Sherry: I’m a contrast in styles when it comes to time. I hate being late to appointments, movies, or meetings. On the other hand I’m not much of a planner and tend to procrastinate. One of the questions authors are often asked is: Do you have a specific time you write? I don’t. Sometimes I write in the morning and sometimes in the afternoon. I’d like to be more organized time wise but…

Jessie: In a day-to-day way I’m like Edith; I’m almost always early for scheduled events. I bring a notebook, novel or some knitting and squeeze in a few moments of fun whilst waiting. I do keep a calendar synced between my phone and my home computer and I fill in a Daily Docket on paper each morning so the usual life stuff gets done. But, I like to look at time with a long view as well. Every Sunday morning I take about a half hour to write in my gratitude journal and to examine my long range goals. I structure my year around 12 week goal plans and break each one down into manageable bites on a weekly basis. That’s the only way I know to ensure the important doesn’t get shouldered out of my life by the urgent.

Readers: What’s your relationship with time? Are you a planner or not? Like to be early or are a relaxed somewhat-late arriver?

12 Thoughts

  1. I like to arrive on time, which takes a little extra planning because I seem to have been born without an internal compass and need to have precise written directions! I write stuff on a kitchen calendar–birthdays, doctor appointments, lunch dates, meetings, etc. Simple, but it seems to work for me. I pick up a couple of grandkids after school weekdays and that becomes habit. I’ve always prided myself on observing deadlines, and find that racing toward one is “good stress..” I admit to being a “casual” housekeeper, but my husband doesn’t seem to mind taking up the slack. I write early in the morning–about a thousand words a day. I have a writer’s critique meeting this morning at 10. It’s 6:03 now and I’ve already done my thousand words. (Working on Book #4 in the Witch City Mystery series. Book #3, Look Both Ways will be out on November 1!)

  2. I was always chronically early, then for a while I was chronically late. Now I screech in right on time. I have an old fashioned desk calendar that mostly keeps me straight, but that ticking clock is like a tormenting devil from hell, some days.

  3. I broke the habit of “always early” one year for Lent. I was about 12 years old. For 40 days, I forced myself to be 1-2 minutes late for just about everything on my pre-teen schedule. Nothing terrible happened! It was such a revelation.:-)

  4. An overachiever trapped in a procrastinator’s body. I love it, Barb! That is so me.

    I am a planner. Right now, I am debating what I will do after work today vs. tomorrow. Do I want to run those errands tonight or do them tomorrow when I was already planning to kill some time downtown after work. Of course, I won’t be able to read if I do the errands tomorrow.
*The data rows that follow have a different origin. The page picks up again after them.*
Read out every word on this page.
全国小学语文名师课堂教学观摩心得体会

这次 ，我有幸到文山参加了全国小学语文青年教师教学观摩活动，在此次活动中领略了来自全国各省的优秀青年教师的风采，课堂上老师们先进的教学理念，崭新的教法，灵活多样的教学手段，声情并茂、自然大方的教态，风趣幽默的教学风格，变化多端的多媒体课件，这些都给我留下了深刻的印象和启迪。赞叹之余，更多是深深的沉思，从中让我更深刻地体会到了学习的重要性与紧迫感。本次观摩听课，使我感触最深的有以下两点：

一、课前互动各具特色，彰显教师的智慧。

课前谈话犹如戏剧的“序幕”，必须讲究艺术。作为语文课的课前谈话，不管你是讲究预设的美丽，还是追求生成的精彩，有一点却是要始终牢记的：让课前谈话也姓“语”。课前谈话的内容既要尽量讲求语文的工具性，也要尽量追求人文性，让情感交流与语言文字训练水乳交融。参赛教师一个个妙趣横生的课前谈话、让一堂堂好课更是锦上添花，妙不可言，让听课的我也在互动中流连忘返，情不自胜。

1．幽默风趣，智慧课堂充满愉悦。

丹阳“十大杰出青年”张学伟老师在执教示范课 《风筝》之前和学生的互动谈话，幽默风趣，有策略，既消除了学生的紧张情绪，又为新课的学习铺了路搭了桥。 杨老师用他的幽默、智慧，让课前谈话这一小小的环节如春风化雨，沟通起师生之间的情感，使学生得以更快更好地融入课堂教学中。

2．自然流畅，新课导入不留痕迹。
I think I can get more stuff done each night after work than I realistically can. And I have my blog reviews schedules in my mind for the next couple of weeks (and my reading planned for the next month.)

    On the other hand, I am chronically late to things. Part of it is because I think, “I can get this done before I go” and then wind up leaving later than I should. So it’s the overachiever thing again. I always have good intentions of arriving early or on time, but I get distracted and wind up late again.

  5. I have to say these days I am usually quite a bit early. But I leave it to the last minute. If that makes any sense. I always feel like whatever I dont do today I can do tomorrow and if tomorrow never comes it was one thing I got out of doing. So I always do the things I like first.